Le responsable de la sécurité du groupe Accor affirme qu'il ignorait l’existence de cette vidéo.

"J'ai découvert l'existence de cette vidéo à l'occasion de la publication de cet article". René-Georges Querry, ancien directeur de la sécurité du groupe Accor, en poste au moment de l'affaire DSK à New York, est formel : il n’avait pas connaissance des éléments mis au jour ce week-end par la publication d’un article du journaliste américain Edward Jay Epstein.

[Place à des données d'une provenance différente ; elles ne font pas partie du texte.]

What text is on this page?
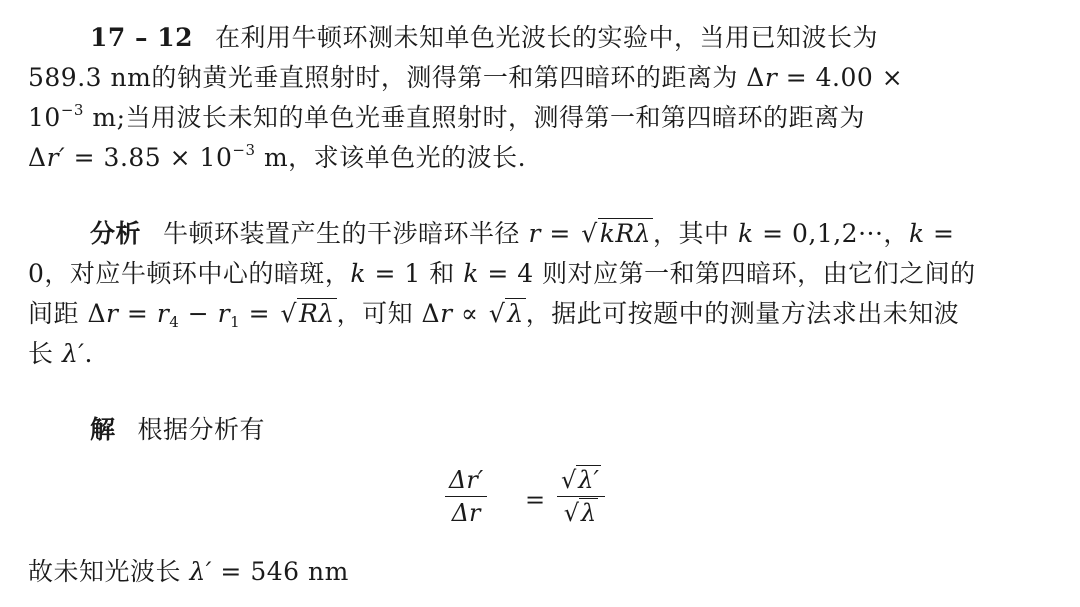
17 – 12 在利用牛顿环测未知单色光波长的实验中，当用已知波长为
589.3 nm的钠黄光垂直照射时，测得第一和第四暗环的距离为 Δr = 4.00 ×
$10^{-3}$ m;当用波长未知的单色光垂直照射时，测得第一和第四暗环的距离为
$\Delta r' = 3.85 \times 10^{-3}$ m，求该单色光的波长.
分析 牛顿环装置产生的干涉暗环半径 r = √kRλ，其中 k = 0,1,2···，k =
0，对应牛顿环中心的暗斑，k = 1 和 k = 4 则对应第一和第四暗环，由它们之间的
间距 $\Delta r = r_4 - r_1 = √R\lambda$，可知 Δr ∝ √λ，据此可按题中的测量方法求出未知波
长 λ′.
解 根据分析有
$\frac{\Delta r'}{\Delta r} = \frac{√\lambda'}{√\lambda}$
故未知光波长 λ′ = 546 nm
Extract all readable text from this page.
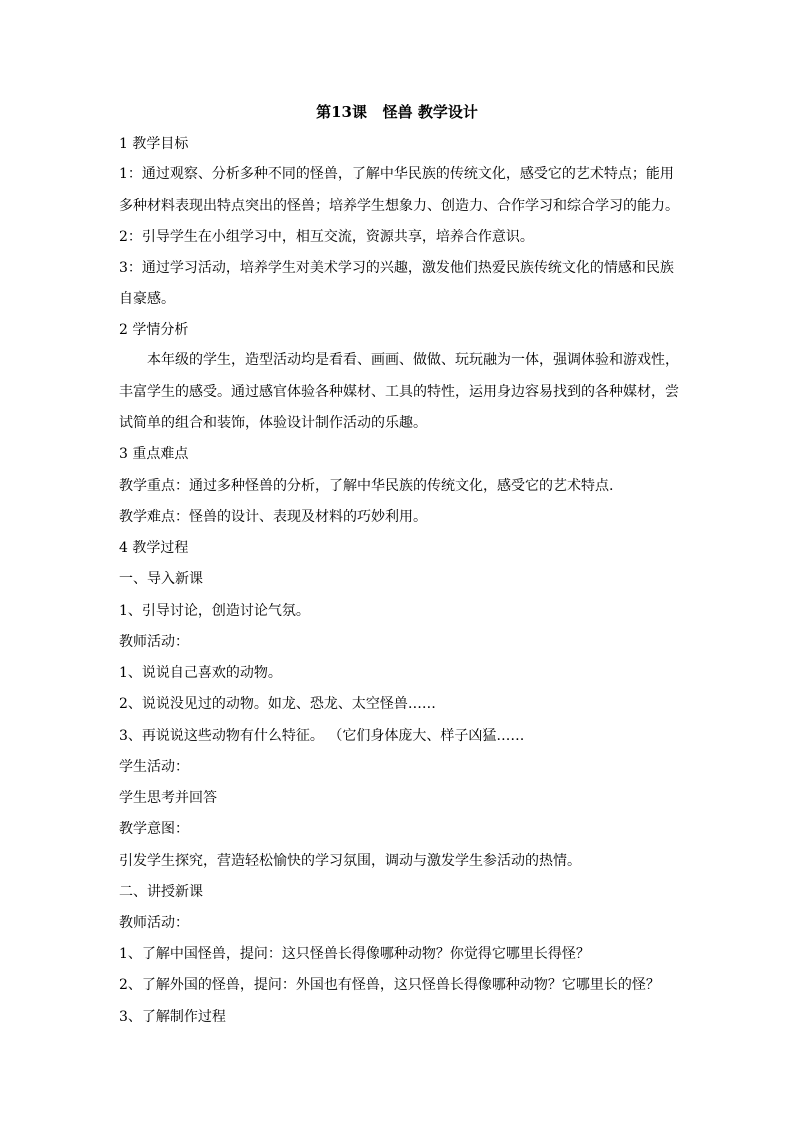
第13课   怪兽 教学设计
1 教学目标
1：通过观察、分析多种不同的怪兽，了解中华民族的传统文化，感受它的艺术特点；能用
多种材料表现出特点突出的怪兽；培养学生想象力、创造力、合作学习和综合学习的能力。
2：引导学生在小组学习中，相互交流，资源共享，培养合作意识。
3：通过学习活动，培养学生对美术学习的兴趣，激发他们热爱民族传统文化的情感和民族
自豪感。
2 学情分析
本年级的学生，造型活动均是看看、画画、做做、玩玩融为一体，强调体验和游戏性，
丰富学生的感受。通过感官体验各种媒材、工具的特性，运用身边容易找到的各种媒材，尝
试简单的组合和装饰，体验设计制作活动的乐趣。
3 重点难点
教学重点：通过多种怪兽的分析，了解中华民族的传统文化，感受它的艺术特点.
教学难点：怪兽的设计、表现及材料的巧妙利用。
4 教学过程
一、导入新课
1、引导讨论，创造讨论气氛。
教师活动：
1、说说自己喜欢的动物。
2、说说没见过的动物。如龙、恐龙、太空怪兽……
3、再说说这些动物有什么特征。 （它们身体庞大、样子凶猛……
学生活动：
学生思考并回答
教学意图：
引发学生探究，营造轻松愉快的学习氛围，调动与激发学生参活动的热情。
二、讲授新课
教师活动：
1、了解中国怪兽，提问：这只怪兽长得像哪种动物？你觉得它哪里长得怪？
2、了解外国的怪兽，提问：外国也有怪兽，这只怪兽长得像哪种动物？它哪里长的怪？
3、了解制作过程
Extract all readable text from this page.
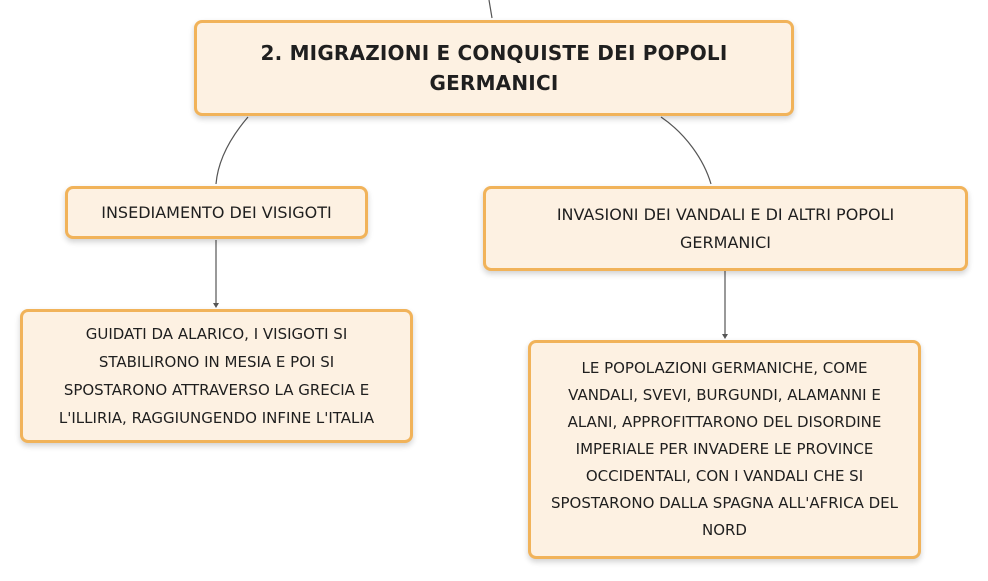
2. MIGRAZIONI E CONQUISTE DEI POPOLI
GERMANICI
INSEDIAMENTO DEI VISIGOTI	INVASIONI DEI VANDALI E DI ALTRI POPOLI
GERMANICI
GUIDATI DA ALARICO, I VISIGOTI SI
STABILIRONO IN MESIA E POI SI
SPOSTARONO ATTRAVERSO LA GRECIA E
L'ILLIRIA, RAGGIUNGENDO INFINE L'ITALIA
LE POPOLAZIONI GERMANICHE, COME
VANDALI, SVEVI, BURGUNDI, ALAMANNI E
ALANI, APPROFITTARONO DEL DISORDINE
IMPERIALE PER INVADERE LE PROVINCE
OCCIDENTALI, CON I VANDALI CHE SI
SPOSTARONO DALLA SPAGNA ALL'AFRICA DEL
NORD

"Il ne m’appartient pas de m'immiscer dans une enquête judiciaire réalisée par des policiers américains à 5.000 kilomètres de Paris", a argumenté René-Georges Querry lundi matin au micro d’Europe 1. A la question de savoir si le groupe Accor n’aurait pas intérêt à diffuser la vidéo en question pour dissiper tout malaise, l’ancien monsieur sécurité du groupe estime que "ce serait une bonne idée" mais que "ce n’est pas à Accor de le faire".

"On ne peut pas se baser sur 8 secondes" de vidéo

Parmi les zones d'ombres figurent le comportement de deux hommes qui se congratulent après les faits. "Rien ne dit qu'ils se sont congratulés après avoir entendu une femme dire qu'elle venait de se faire agresser sexuellement", a fait valoir René-Georges Querry. "On ne peut pas se baser sur huit secondes de gesticulation de deux personnes qui apparaissent comme ça, de façon inattendue, dans l'affaire", ajoute-t-il.

Pour René-Georges Querry, "la question est : ‘Y-a-t-il eu complot ou pas ?’. La seule façon de le savoir, c’est de déclencher une enquête judiciaire et de reprendre l’enquête depuis le début", a conclu l’ancien responsable.

Epstein menace de diffuser la vidéo

De son côté, Edward Jay Epstein a menacé lundi de diffuser lui-même la vidéo qui montrerait une "danse de joie" entre deux employés du Sofitel, juste après l’incident du 14 mai entre Dominique Strauss-Kahn et Nafissatou Diallo. "Si Accor refuse de la rendre publique dans sa totalité, je m’en chargerai moi-même, a-t-il confié à ParisMatch.

"J’attends le feu vert de mes sources, mais j’ai bon espoir de l’obtenir mardi 29 novembre", a précisé le journaliste au magazine. "Auquel cas, je proposerai la diffusion de la vidéo à des émissions américaines de grande écoute comme le Charlie Rose show", sur la chaîne publique de télévision PBS.